Zhao Hui-Zhen, Liu Fu-Xian, Li Long-Yue
Air and Missile Defense College, Air Force Engineering University, Xian, Shaanxi, P.R. China.
PLoS One. 2017 Jul 20;12(7):e0180049. doi: 10.1371/journal.pone.0180049. eCollection 2017.
Motivated by insights from the maxout-units-based deep Convolutional Neural Network (CNN) that "non-maximal features are unable to deliver" and "feature mapping subspace pooling is insufficient," we present a novel mixed variant of the recently introduced maxout unit called a mixout unit. Specifically, we do so by calculating the exponential probabilities of feature mappings gained by applying different convolutional transformations over the same input and then calculating the expected values according to their exponential probabilities. Moreover, we introduce the Bernoulli distribution to balance the maximum values with the expected values of the feature mappings subspace. Finally, we design a simple model to verify the pooling ability of mixout units and a Mixout-units-based Network-in-Network (NiN) model to analyze the feature learning ability of the mixout models. We argue that our proposed units improve the pooling ability and that mixout models can achieve better feature learning and classification performance.

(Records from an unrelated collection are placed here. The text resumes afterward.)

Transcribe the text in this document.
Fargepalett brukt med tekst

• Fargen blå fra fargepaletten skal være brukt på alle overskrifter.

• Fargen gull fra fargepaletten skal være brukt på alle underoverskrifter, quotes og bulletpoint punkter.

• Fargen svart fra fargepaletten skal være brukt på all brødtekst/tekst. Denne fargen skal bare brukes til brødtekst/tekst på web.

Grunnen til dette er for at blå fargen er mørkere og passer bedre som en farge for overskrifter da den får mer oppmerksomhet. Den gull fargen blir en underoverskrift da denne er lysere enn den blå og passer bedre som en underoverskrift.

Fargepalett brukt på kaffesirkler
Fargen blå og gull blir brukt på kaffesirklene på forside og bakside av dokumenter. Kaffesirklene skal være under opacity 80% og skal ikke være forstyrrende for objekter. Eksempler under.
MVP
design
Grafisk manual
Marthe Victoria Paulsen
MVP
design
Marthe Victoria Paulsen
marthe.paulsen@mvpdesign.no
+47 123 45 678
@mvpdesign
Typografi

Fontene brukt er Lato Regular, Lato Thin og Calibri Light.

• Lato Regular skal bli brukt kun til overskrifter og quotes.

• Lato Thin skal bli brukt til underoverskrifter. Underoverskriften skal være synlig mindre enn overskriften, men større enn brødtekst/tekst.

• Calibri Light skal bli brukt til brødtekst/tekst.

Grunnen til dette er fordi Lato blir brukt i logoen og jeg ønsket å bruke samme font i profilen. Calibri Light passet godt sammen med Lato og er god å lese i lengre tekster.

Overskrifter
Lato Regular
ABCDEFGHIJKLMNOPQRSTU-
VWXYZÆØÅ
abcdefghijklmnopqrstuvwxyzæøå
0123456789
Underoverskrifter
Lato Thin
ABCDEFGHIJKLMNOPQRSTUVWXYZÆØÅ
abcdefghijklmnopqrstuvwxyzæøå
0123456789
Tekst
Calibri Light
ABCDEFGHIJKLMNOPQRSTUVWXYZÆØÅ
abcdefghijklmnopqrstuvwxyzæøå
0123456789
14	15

基于基于最大输出单元的深度卷积神经网络(CNN)的见解,即“非最大特征无法传递”和“特征映射子空间池化不足”,我们提出了一种新的混合变体,即最近引入的最大输出单元的混合输出单元。具体来说,我们通过计算对同一输入应用不同卷积变换所获得的特征映射的指数概率,然后根据其指数概率计算期望值来实现。此外,我们引入伯努利分布以平衡特征映射子空间的最大值和期望值。最后,我们设计了一个简单模型来验证混合输出单元的池化能力,并设计了一个基于混合输出单元的网络内网络(NiN)模型来分析混合输出模型的特征学习能力。我们认为,我们提出的单元提高了池化能力,并且混合输出模型可以实现更好的特征学习和分类性能。